I first learnt about DPC Rapid Assessment Model at a Digital Archives Learning Exchange (DALE) meeting in October 2019 and was attracted by the fact that it not only allowed me to assess our current position, but to then set targets for the areas I wished to progress. It is one thing to know what the current position is but setting out where you want to be and how you plan to get there is even more important.

When I first conducted the RAM in December 2019 it was focussed on the records of Post Office Limited and Royal Mail Group. This provided a useful basis for my workplan for 2020 and enabled me to set SMART objectives. Rather than an objective to ‘progress at against DPC RAM’ I was able to propose a more measurable ‘To achieve level 3-Managed status on the organisational aspects (sections A-F) of the Digital Preservation Coalition Rapid Assessment model, level 3-Managed status on sections H-I of service capabilities, and level 2-basic status on sections G, J-K of service capabilities.’ By using this tool, I was not only able to reflect on my progress in relation to digital preservation but also to discuss this with my line manager and other colleagues using a shared reference point.

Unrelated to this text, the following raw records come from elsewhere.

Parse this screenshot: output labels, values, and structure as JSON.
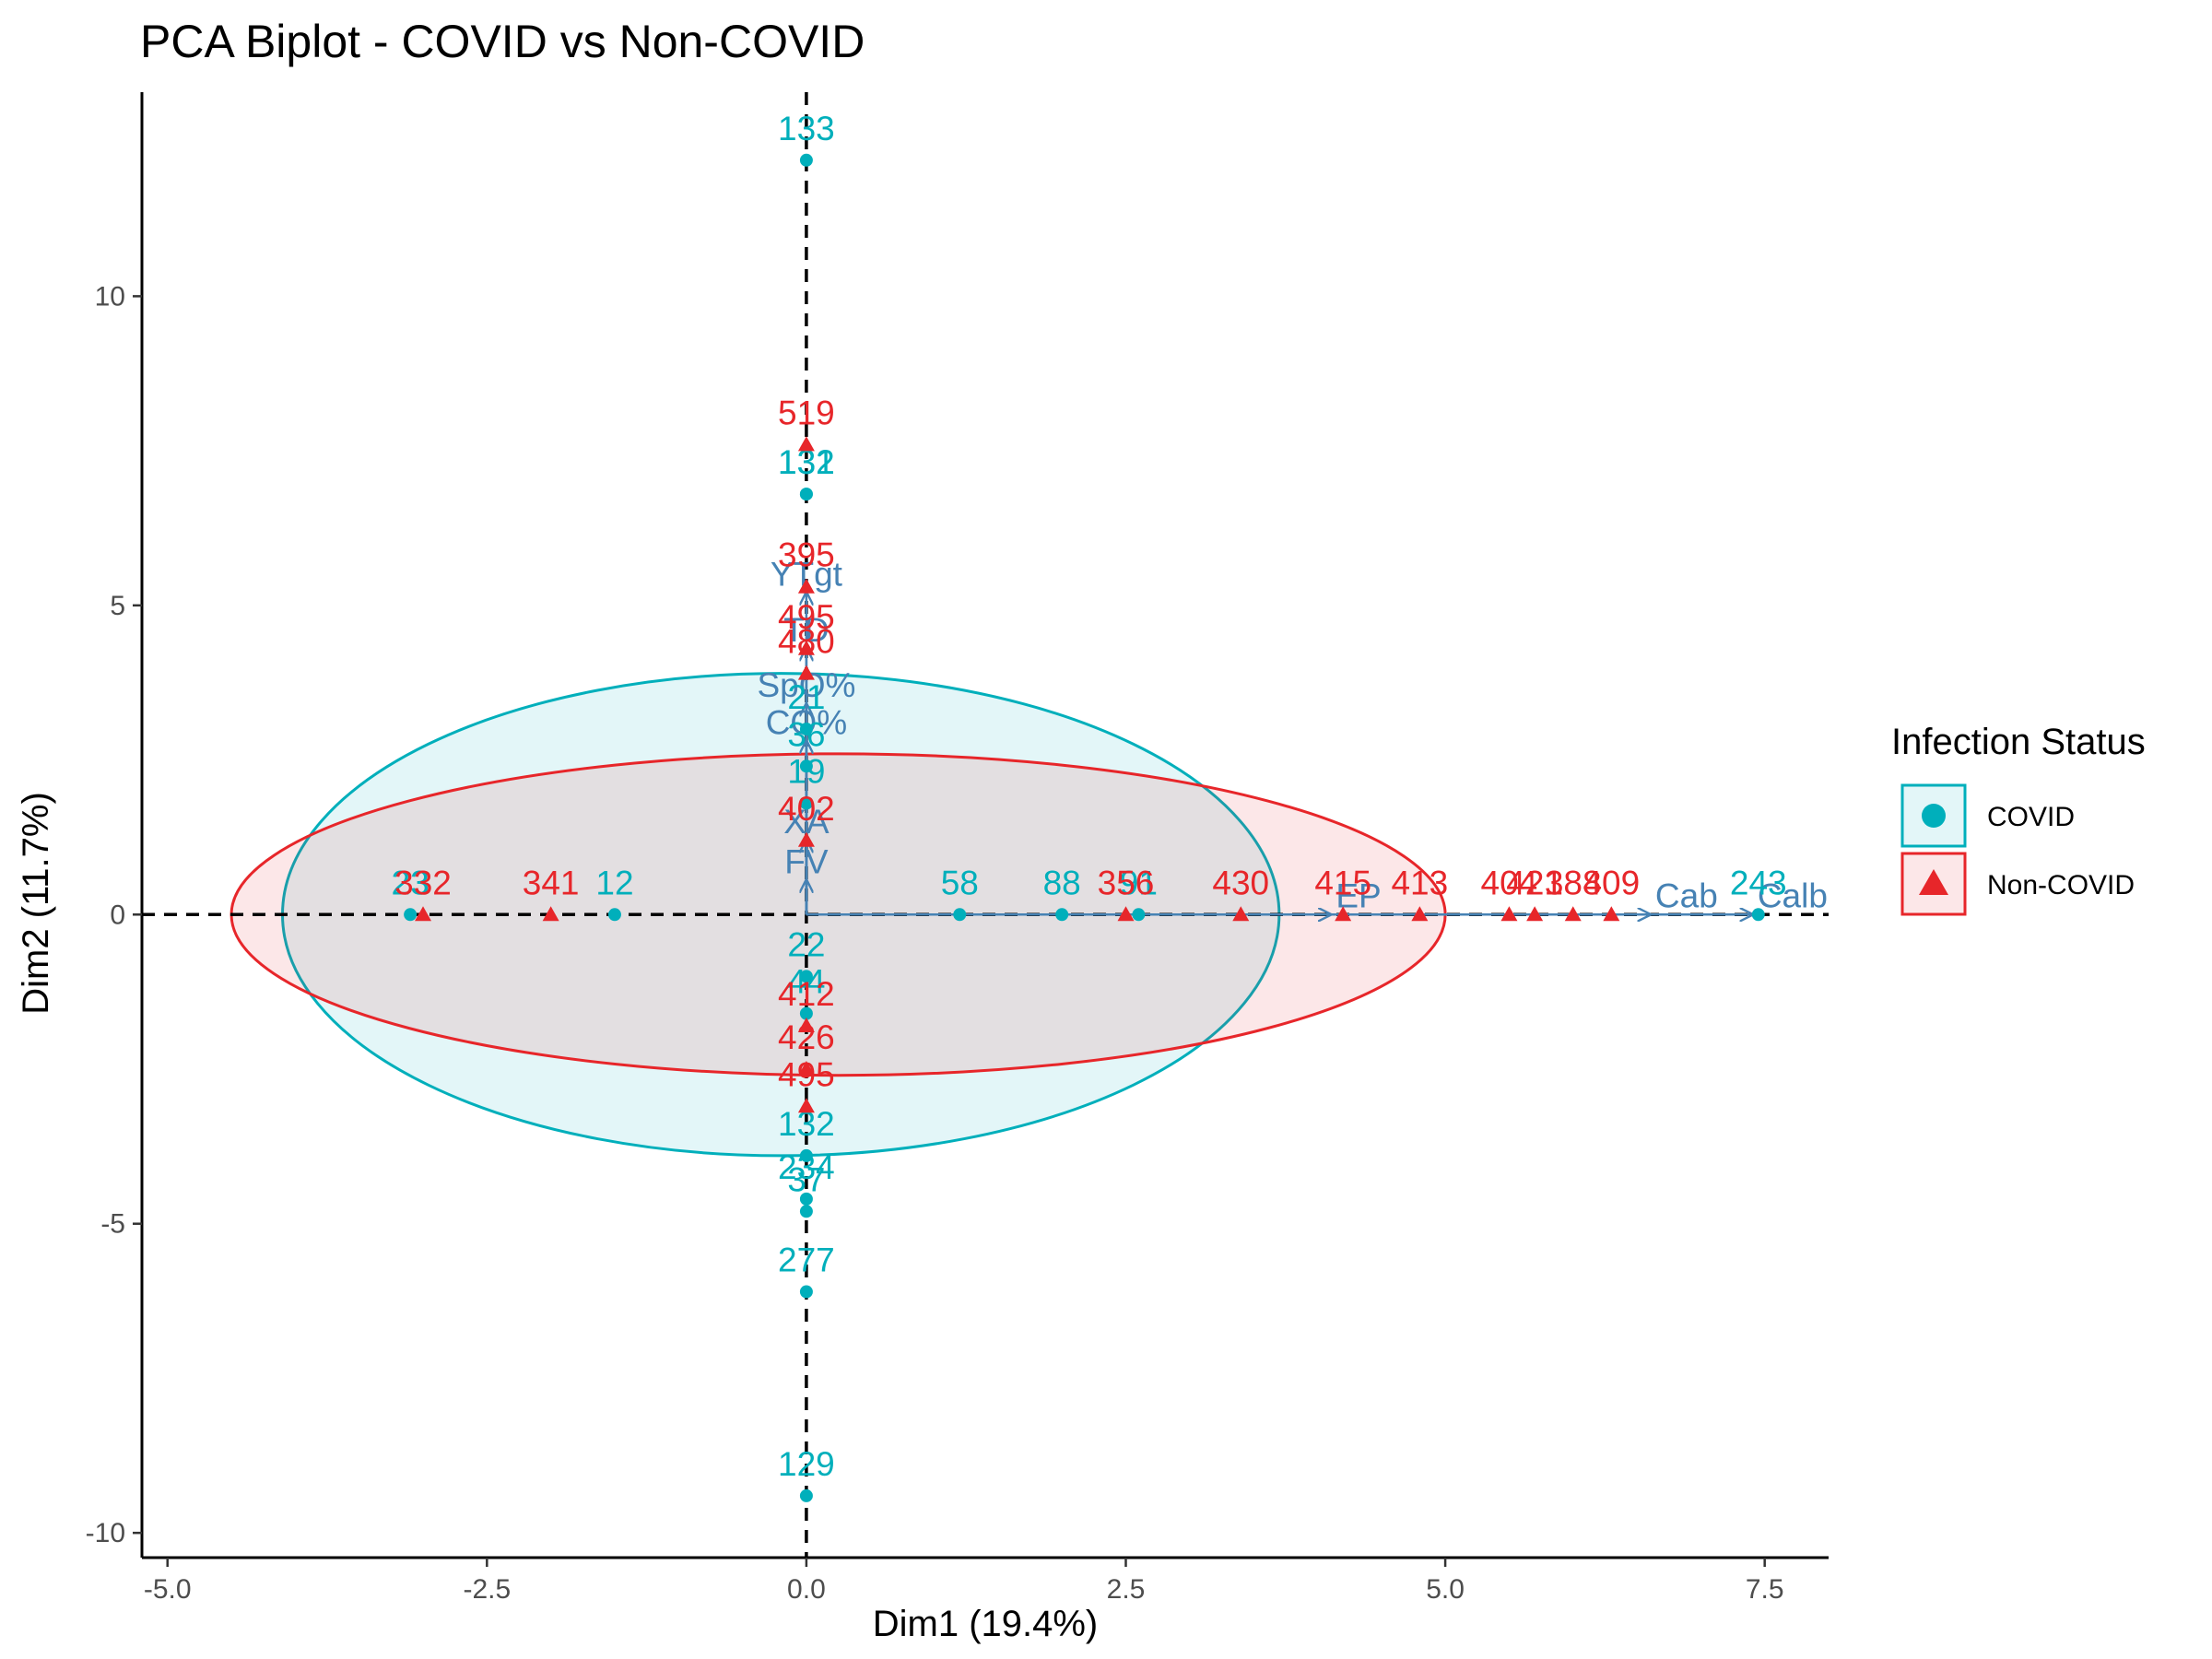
{
  "chart_data": {
    "type": "scatter",
    "title": "PCA Biplot - COVID vs Non-COVID",
    "xlabel": "Dim1 (19.4%)",
    "ylabel": "Dim2 (11.7%)",
    "xlim": [
      -5.2,
      8.0
    ],
    "ylim": [
      -10.4,
      13.3
    ],
    "x_ticks": [
      -5.0,
      -2.5,
      0.0,
      2.5,
      5.0,
      7.5
    ],
    "x_tick_labels": [
      "-5.0",
      "-2.5",
      "0.0",
      "2.5",
      "5.0",
      "7.5"
    ],
    "y_ticks": [
      -10,
      -5,
      0,
      5,
      10
    ],
    "y_tick_labels": [
      "-10",
      "-5",
      "0",
      "5",
      "10"
    ],
    "grid": false,
    "reference_lines": {
      "x": 0,
      "y": 0,
      "style": "dashed",
      "color": "#000000"
    },
    "legend": {
      "title": "Infection Status",
      "position": "right",
      "entries": [
        {
          "label": "COVID",
          "color": "#00AFBB",
          "shape": "circle"
        },
        {
          "label": "Non-COVID",
          "color": "#E7262A",
          "shape": "triangle"
        }
      ]
    },
    "colors": {
      "COVID": "#00AFBB",
      "Non-COVID": "#E7262A",
      "variables": "#4682B4"
    },
    "ellipses": [
      {
        "group": "COVID",
        "center": [
          -0.2,
          0.0
        ],
        "rx": 3.9,
        "ry": 3.9
      },
      {
        "group": "Non-COVID",
        "center": [
          0.25,
          0.0
        ],
        "rx": 4.75,
        "ry": 2.6
      }
    ],
    "series": [
      {
        "name": "COVID",
        "points": [
          {
            "x": 0.0,
            "y": 12.2,
            "label": "133"
          },
          {
            "x": 0.0,
            "y": 6.8,
            "label": "131"
          },
          {
            "x": 0.0,
            "y": 6.8,
            "label": "132"
          },
          {
            "x": 0.0,
            "y": -3.9,
            "label": "132"
          },
          {
            "x": 0.0,
            "y": -4.6,
            "label": "234"
          },
          {
            "x": 0.0,
            "y": -4.8,
            "label": "37"
          },
          {
            "x": 0.0,
            "y": -6.1,
            "label": "277"
          },
          {
            "x": 0.0,
            "y": -9.4,
            "label": "129"
          },
          {
            "x": -3.1,
            "y": 0.0,
            "label": "23"
          },
          {
            "x": 7.45,
            "y": 0.0,
            "label": "243"
          },
          {
            "x": 0.0,
            "y": 3.0,
            "label": "21"
          },
          {
            "x": 0.0,
            "y": 2.4,
            "label": "36"
          },
          {
            "x": 0.0,
            "y": 1.8,
            "label": "19"
          },
          {
            "x": 0.0,
            "y": -1.0,
            "label": "22"
          },
          {
            "x": 0.0,
            "y": -1.6,
            "label": "44"
          },
          {
            "x": -1.5,
            "y": 0.0,
            "label": "12"
          },
          {
            "x": 1.2,
            "y": 0.0,
            "label": "58"
          },
          {
            "x": 2.0,
            "y": 0.0,
            "label": "88"
          },
          {
            "x": 2.6,
            "y": 0.0,
            "label": "91"
          }
        ]
      },
      {
        "name": "Non-COVID",
        "points": [
          {
            "x": 0.0,
            "y": 7.6,
            "label": "519"
          },
          {
            "x": 0.0,
            "y": 5.3,
            "label": "395"
          },
          {
            "x": 0.0,
            "y": 4.3,
            "label": "495"
          },
          {
            "x": 0.0,
            "y": 3.9,
            "label": "480"
          },
          {
            "x": 0.0,
            "y": -3.1,
            "label": "495"
          },
          {
            "x": 0.0,
            "y": -2.5,
            "label": "426"
          },
          {
            "x": -3.0,
            "y": 0.0,
            "label": "332"
          },
          {
            "x": 4.2,
            "y": 0.0,
            "label": "415"
          },
          {
            "x": 4.8,
            "y": 0.0,
            "label": "413"
          },
          {
            "x": 5.5,
            "y": 0.0,
            "label": "404"
          },
          {
            "x": 5.7,
            "y": 0.0,
            "label": "421"
          },
          {
            "x": 6.0,
            "y": 0.0,
            "label": "388"
          },
          {
            "x": 6.3,
            "y": 0.0,
            "label": "409"
          },
          {
            "x": 3.4,
            "y": 0.0,
            "label": "430"
          },
          {
            "x": 2.5,
            "y": 0.0,
            "label": "356"
          },
          {
            "x": -2.0,
            "y": 0.0,
            "label": "341"
          },
          {
            "x": 0.0,
            "y": 1.2,
            "label": "402"
          },
          {
            "x": 0.0,
            "y": -1.8,
            "label": "412"
          }
        ]
      }
    ],
    "variables": [
      {
        "name": "YTgt",
        "x": 0.0,
        "y": 5.2
      },
      {
        "name": "TD",
        "x": 0.0,
        "y": 4.3
      },
      {
        "name": "SpO%",
        "x": 0.0,
        "y": 3.4
      },
      {
        "name": "CO%",
        "x": 0.0,
        "y": 2.8
      },
      {
        "name": "XA",
        "x": 0.0,
        "y": 1.2
      },
      {
        "name": "FV",
        "x": 0.0,
        "y": 0.55
      },
      {
        "name": "EP",
        "x": 4.1,
        "y": 0.0
      },
      {
        "name": "Cab",
        "x": 6.6,
        "y": 0.0
      },
      {
        "name": "Calb",
        "x": 7.4,
        "y": 0.0
      }
    ]
  }
}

In my mid-year review in July it was recognised that the changed working environment resulting from the pandemic meant that some of the objectives were no longer realistic, and the target part of the RAM was updated accordingly. This is where the notes field proved particularly useful, as it allowed me to continue to record my eventual target, while also recognising shorter term practicalities of what would be achievable in 2020. For example, the notes for section H now reads ‘Test workflow for responding to failed integrity checks. Improved storage and backup capacity and planning. Documentation of risk appetite and how this impacts the frequency of integrity checking (explore DiaGRAM). Longer term aim to reach level 4’. This balance of realism and aspiration is important. Often there is so much to do to progress digital preservation, it can feel overwhelming and result in paralysis. By setting shorter term targets while also having a longer term goal helps create a sense of progress and achievement.

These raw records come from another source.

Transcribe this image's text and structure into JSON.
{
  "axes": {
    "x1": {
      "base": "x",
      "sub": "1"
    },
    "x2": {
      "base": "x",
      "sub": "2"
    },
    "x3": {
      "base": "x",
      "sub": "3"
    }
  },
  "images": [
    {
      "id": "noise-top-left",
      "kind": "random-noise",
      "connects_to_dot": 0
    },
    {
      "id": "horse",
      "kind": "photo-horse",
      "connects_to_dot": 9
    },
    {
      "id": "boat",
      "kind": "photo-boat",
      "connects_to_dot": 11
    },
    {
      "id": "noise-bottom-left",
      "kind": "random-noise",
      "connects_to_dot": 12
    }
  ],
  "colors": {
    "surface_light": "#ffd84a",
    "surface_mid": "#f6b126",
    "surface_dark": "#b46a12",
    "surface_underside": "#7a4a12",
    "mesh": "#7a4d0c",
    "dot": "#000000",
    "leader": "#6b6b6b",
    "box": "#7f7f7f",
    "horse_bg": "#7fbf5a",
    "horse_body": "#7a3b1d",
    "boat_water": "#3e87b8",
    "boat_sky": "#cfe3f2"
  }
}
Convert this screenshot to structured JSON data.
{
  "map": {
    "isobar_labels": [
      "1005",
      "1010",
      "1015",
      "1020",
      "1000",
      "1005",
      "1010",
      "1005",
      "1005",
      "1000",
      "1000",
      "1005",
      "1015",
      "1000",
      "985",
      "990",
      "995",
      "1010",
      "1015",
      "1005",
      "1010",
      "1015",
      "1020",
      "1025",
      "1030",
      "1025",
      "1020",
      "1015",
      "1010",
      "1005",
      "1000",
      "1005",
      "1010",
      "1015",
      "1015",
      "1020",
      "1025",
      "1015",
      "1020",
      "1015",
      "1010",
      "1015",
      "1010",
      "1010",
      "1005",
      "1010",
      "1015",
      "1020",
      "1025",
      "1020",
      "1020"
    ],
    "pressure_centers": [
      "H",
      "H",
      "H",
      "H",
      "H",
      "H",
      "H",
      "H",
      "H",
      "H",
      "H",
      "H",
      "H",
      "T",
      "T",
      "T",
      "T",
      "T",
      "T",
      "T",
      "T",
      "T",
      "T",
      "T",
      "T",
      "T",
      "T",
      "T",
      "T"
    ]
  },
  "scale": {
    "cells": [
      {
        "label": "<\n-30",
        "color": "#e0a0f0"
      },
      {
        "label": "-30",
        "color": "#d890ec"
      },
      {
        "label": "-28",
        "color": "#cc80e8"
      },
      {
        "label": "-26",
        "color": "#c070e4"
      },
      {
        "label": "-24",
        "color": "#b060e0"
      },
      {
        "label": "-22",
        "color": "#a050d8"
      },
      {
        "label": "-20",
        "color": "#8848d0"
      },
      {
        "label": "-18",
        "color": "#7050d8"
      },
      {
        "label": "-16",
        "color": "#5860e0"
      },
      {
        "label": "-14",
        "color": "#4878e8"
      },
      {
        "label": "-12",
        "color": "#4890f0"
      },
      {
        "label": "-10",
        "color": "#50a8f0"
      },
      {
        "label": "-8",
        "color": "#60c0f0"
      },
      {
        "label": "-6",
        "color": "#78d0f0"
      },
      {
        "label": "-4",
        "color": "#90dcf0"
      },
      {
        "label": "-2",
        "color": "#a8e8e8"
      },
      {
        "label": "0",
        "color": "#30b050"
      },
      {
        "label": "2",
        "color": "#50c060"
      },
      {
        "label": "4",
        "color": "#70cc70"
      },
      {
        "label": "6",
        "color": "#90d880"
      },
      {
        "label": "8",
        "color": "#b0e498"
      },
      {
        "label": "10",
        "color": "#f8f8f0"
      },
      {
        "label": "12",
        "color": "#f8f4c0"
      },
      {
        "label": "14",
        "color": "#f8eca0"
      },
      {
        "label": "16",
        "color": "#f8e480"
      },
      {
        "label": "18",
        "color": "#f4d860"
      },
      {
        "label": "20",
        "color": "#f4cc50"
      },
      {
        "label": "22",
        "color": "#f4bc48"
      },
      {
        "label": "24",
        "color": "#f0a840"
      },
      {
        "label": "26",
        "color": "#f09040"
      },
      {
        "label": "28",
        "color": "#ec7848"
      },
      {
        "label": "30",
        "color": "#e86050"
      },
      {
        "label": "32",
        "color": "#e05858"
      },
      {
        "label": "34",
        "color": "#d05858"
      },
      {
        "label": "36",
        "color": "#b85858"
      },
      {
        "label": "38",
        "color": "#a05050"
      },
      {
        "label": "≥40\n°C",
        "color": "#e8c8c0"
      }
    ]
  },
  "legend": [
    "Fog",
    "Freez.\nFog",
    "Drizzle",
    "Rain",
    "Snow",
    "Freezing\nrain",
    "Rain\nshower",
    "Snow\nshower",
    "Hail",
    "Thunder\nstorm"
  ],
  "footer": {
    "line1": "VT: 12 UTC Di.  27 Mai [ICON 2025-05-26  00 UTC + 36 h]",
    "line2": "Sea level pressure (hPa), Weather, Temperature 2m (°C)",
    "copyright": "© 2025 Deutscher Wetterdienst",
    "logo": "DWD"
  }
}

One of the key learnings for me in 2020 was that progress against the assessment is not necessarily linear. In November 2020 I revisited the assessment and realised that due to pandemic related financial constraints The Postal Museum was at a lower level in area A (organisational viability) than I had previously assessed us at. For internal purposes I added an additional column to the spreadsheet which indicated whether we had progressed, regressed, or stayed in the same position in relation to the previous assessment. This provided a quick reference point for the Executive Team and evidence of how managerial decisions impacted on the progress of digital preservation activity. When I carried out the reassessment in November, budgets for 2021 had not been finalised and it was unclear what financial commitment there would be. Fortunately, some budget is available this year, and digital preservation is gaining an increased profile in the Executive Team which reassures me that when the assessment is revisited I will be able to increase our rating in this area again.

While reviewing the DPC RAM for Royal Mail and Post Office in November 2020 I also began to reflect on The Postal Museum’s own records. As with any organisation, the museum generates its own records, some of which will also require long term preservation in the archive. Until recently the priority was the records of Royal Mail and Post Office Limited, and those of The Postal Museum received less attention. This was partly due to historical factors - the museum became independent in 2004 and prior to that its records were part of the Royal Mail Archive. In the last couple of years the museum has started to recognise the value of its records and the need to ensure that these are also actively managed. This has been complemented by the museum’s contemporary collecting response to the pandemic. As part of this work a conscious effort has been made to capture internal records, such as Executive Team communications, and newsletters. This led me to consider whether it would be useful to conduct a RAM on The Postal Museum archive. While much of the infrastructure to manage these records are the same, there are differences in the policy and strategic areas. As such it seemed a useful exercise to carry out a separate assessment. The main areas of divergence were in B (Policy and Strategy) and G (Acquisition, Transfer and Ingest) where The Postal Museum assessment was lower than that for Royal Mail and Post Office. This provides evidence of where work is required to bring the management of The Postal Museum archive into line with Royal Mail and Post Office archive.

A further benefit of the RAM has been highlighting the areas I will not be able to progress alone, as they require input from IT, the Executive Team, or archive colleagues. Both assessments have been circulated to members of the Executive Team and are being used to inform workplans for 2021. I can also see potential to use the RAM to assess our digitised materials held in our Image Management System but this is beyond my scope and I don’t have sufficient knowledge of workflows around our digitisation processes to do this myself.